Long Research Description
Cell fate specification throughout development is governed by a network of complex transcription factor (TF) interactions. A prime example of this regulation can be found in the developing ventral spinal cord: across vertebrates, a Sonic Hedgehog (Shh) signaling gradient initiates a network of cross-repressive TF interactions, ultimately specifying five principal progenitor domains. Two of the TFs involved in this cross-regulatory network are NKX2-2 and OLIG2—which define adjacent, non-overlapping p3 (NKX2-2-expressing, interneuron progenitor) and pMN (OLIG2-expressing, motor neuron progenitor) domains.

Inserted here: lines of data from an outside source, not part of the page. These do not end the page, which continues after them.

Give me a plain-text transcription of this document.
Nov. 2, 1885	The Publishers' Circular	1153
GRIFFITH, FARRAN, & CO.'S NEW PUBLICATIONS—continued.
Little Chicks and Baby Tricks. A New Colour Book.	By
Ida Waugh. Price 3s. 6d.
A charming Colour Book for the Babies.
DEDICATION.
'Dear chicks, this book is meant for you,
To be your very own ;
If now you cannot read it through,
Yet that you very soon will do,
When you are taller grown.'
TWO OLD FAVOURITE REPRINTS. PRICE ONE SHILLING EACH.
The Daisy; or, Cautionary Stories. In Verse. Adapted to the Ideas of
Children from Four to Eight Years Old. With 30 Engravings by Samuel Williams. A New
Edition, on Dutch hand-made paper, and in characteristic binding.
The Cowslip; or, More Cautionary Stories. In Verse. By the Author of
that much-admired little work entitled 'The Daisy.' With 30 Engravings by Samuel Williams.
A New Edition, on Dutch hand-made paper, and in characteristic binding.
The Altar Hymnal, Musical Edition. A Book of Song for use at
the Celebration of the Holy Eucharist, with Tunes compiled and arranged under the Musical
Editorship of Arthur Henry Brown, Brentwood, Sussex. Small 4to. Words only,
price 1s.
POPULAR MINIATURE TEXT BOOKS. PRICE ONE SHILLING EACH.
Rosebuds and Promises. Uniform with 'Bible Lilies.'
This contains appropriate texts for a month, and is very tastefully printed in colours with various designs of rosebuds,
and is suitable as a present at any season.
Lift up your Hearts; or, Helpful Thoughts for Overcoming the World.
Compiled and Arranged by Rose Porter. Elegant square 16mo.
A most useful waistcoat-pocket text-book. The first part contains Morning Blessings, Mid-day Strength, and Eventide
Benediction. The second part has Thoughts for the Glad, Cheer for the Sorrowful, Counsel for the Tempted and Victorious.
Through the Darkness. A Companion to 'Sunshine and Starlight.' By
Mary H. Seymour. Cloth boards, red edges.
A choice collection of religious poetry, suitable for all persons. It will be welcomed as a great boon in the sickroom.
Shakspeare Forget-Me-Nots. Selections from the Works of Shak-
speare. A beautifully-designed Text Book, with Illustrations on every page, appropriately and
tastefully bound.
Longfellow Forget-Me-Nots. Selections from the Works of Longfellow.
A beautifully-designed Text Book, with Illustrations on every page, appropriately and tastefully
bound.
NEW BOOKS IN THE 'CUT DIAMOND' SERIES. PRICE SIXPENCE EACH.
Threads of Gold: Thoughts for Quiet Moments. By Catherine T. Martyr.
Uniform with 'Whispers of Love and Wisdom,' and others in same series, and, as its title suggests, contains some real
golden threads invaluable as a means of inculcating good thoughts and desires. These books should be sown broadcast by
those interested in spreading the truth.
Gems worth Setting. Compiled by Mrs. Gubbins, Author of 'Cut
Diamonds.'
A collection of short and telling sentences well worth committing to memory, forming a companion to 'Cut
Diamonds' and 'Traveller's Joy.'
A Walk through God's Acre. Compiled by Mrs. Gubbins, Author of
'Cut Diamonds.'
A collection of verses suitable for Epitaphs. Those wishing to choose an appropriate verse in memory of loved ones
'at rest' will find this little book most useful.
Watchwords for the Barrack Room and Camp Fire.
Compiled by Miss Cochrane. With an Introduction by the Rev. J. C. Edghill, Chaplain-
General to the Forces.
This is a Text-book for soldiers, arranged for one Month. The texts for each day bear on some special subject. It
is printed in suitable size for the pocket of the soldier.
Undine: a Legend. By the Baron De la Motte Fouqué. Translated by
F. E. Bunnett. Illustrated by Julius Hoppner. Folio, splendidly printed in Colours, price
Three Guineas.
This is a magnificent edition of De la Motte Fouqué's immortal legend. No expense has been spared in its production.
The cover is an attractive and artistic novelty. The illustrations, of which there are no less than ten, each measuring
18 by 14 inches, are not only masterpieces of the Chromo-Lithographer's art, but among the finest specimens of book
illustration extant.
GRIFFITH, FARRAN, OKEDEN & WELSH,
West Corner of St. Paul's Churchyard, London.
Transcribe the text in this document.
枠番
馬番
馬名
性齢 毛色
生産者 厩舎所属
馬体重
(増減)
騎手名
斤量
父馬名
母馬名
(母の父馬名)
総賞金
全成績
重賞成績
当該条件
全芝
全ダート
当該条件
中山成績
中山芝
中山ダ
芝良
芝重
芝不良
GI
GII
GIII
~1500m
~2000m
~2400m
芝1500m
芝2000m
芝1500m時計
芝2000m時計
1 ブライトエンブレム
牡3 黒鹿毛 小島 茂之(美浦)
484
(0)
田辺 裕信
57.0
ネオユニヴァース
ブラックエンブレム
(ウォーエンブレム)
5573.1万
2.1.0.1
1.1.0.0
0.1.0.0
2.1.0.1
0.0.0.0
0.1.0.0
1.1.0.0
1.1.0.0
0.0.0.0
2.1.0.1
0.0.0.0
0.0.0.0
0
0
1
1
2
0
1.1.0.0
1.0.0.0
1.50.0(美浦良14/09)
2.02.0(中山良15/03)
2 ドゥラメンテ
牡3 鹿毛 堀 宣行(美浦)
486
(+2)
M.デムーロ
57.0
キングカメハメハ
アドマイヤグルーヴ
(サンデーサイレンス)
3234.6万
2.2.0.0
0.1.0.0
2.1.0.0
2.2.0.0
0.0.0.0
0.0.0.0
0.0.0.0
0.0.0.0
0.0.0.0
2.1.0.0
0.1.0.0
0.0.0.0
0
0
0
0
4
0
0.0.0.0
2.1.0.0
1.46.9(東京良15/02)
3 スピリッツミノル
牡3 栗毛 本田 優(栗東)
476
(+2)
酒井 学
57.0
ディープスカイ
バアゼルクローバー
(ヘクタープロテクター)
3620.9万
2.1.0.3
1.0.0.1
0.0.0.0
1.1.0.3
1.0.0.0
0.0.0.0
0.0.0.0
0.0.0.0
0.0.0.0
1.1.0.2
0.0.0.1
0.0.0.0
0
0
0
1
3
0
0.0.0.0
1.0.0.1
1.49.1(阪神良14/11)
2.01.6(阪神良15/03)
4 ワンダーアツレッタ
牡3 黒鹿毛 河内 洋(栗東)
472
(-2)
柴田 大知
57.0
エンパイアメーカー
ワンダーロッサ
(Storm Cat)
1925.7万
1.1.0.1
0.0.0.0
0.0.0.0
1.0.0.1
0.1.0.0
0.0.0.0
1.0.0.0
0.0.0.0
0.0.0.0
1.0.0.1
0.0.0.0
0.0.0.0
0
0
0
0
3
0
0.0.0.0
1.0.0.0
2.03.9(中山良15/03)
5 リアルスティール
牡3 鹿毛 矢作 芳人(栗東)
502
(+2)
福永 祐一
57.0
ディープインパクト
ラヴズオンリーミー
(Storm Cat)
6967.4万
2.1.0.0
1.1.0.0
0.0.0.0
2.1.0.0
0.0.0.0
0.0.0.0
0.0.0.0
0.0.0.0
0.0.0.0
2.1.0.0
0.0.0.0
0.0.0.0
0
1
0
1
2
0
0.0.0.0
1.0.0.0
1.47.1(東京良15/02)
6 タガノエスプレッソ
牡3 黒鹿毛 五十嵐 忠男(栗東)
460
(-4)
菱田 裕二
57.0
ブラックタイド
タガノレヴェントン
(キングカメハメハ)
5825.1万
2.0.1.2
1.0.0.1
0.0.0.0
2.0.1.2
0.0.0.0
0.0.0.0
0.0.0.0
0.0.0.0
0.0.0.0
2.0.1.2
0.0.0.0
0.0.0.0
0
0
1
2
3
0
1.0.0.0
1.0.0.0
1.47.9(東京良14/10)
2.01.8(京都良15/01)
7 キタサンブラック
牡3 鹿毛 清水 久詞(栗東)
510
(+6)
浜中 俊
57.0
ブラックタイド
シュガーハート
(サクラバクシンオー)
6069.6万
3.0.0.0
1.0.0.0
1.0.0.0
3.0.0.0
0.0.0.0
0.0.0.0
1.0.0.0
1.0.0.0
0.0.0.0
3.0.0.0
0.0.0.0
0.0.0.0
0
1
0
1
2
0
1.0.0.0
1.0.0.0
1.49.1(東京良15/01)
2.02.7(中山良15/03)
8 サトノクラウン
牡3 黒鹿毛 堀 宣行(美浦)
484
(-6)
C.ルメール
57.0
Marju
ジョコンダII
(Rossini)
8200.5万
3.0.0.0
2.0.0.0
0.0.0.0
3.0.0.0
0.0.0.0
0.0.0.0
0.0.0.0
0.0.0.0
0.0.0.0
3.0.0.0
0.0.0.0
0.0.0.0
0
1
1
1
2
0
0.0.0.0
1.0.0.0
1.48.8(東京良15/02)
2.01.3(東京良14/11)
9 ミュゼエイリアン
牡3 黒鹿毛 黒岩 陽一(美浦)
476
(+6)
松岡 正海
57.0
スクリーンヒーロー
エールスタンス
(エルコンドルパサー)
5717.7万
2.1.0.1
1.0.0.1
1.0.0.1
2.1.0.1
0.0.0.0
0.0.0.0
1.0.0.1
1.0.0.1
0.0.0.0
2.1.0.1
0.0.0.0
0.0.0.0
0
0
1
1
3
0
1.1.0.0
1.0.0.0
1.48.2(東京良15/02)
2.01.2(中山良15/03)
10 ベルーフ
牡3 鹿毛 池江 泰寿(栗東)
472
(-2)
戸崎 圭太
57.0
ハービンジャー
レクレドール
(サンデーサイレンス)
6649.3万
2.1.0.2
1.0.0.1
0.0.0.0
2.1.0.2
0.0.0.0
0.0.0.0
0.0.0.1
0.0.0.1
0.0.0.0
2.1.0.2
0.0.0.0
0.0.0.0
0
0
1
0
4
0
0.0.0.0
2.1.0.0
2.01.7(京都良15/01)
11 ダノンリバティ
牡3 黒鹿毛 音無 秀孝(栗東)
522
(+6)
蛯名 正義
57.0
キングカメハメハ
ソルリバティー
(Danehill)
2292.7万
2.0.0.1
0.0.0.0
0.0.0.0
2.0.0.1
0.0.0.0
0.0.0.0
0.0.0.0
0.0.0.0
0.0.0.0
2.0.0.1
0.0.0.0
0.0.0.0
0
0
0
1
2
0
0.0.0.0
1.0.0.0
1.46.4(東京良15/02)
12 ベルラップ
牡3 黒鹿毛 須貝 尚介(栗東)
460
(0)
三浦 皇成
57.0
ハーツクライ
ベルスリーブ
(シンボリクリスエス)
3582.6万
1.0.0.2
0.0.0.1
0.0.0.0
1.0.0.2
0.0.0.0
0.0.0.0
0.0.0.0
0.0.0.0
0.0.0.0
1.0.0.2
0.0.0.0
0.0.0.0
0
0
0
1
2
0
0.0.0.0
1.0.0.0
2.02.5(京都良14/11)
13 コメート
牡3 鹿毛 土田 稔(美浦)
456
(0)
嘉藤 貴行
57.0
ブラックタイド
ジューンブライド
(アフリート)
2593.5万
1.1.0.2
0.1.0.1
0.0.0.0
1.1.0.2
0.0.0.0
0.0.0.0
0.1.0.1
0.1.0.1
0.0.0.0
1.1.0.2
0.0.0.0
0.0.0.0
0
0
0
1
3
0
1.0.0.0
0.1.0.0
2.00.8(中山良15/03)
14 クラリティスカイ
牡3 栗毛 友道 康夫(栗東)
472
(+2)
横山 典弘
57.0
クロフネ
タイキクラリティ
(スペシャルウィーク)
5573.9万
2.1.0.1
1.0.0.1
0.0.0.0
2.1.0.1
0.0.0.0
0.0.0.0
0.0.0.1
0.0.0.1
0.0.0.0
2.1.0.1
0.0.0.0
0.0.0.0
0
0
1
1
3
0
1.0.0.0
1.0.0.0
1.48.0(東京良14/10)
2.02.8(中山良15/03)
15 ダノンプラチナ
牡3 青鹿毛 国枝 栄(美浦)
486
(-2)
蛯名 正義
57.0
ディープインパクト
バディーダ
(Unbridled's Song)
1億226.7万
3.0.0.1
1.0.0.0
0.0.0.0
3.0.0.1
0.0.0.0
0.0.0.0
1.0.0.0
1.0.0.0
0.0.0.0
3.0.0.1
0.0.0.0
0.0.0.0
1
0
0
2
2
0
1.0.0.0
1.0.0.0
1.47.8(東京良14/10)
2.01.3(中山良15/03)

However, while NKX2-2 represses OLIG2 during motor neuron (MN) generation, their co-expression in the same domain becomes essential for the differentiation of oligodendrocytes (OLs) immediately after motor neurogenesis is complete. Additionally, the Wichterle lab has recently found that a human-specific progenitor domain, characterized by unexpected, early NKX2-2/OLIG2 co-expression, also gives rise to motor neurons—and exhibits expanded and protracted motor neurogenesis.
The overarching goal of my thesis work is to address this dynamic and context-dependent cross-regulation of NKX2-2 and OLIG2 in the developing spinal cord. I hope to unravel the molecular mechanisms underlying the differences in repressive activity between these TFs in human and mouse developmental contexts and to determine the functional consequences of their expression/co-expression on cell fate specification and motor neurogenesis.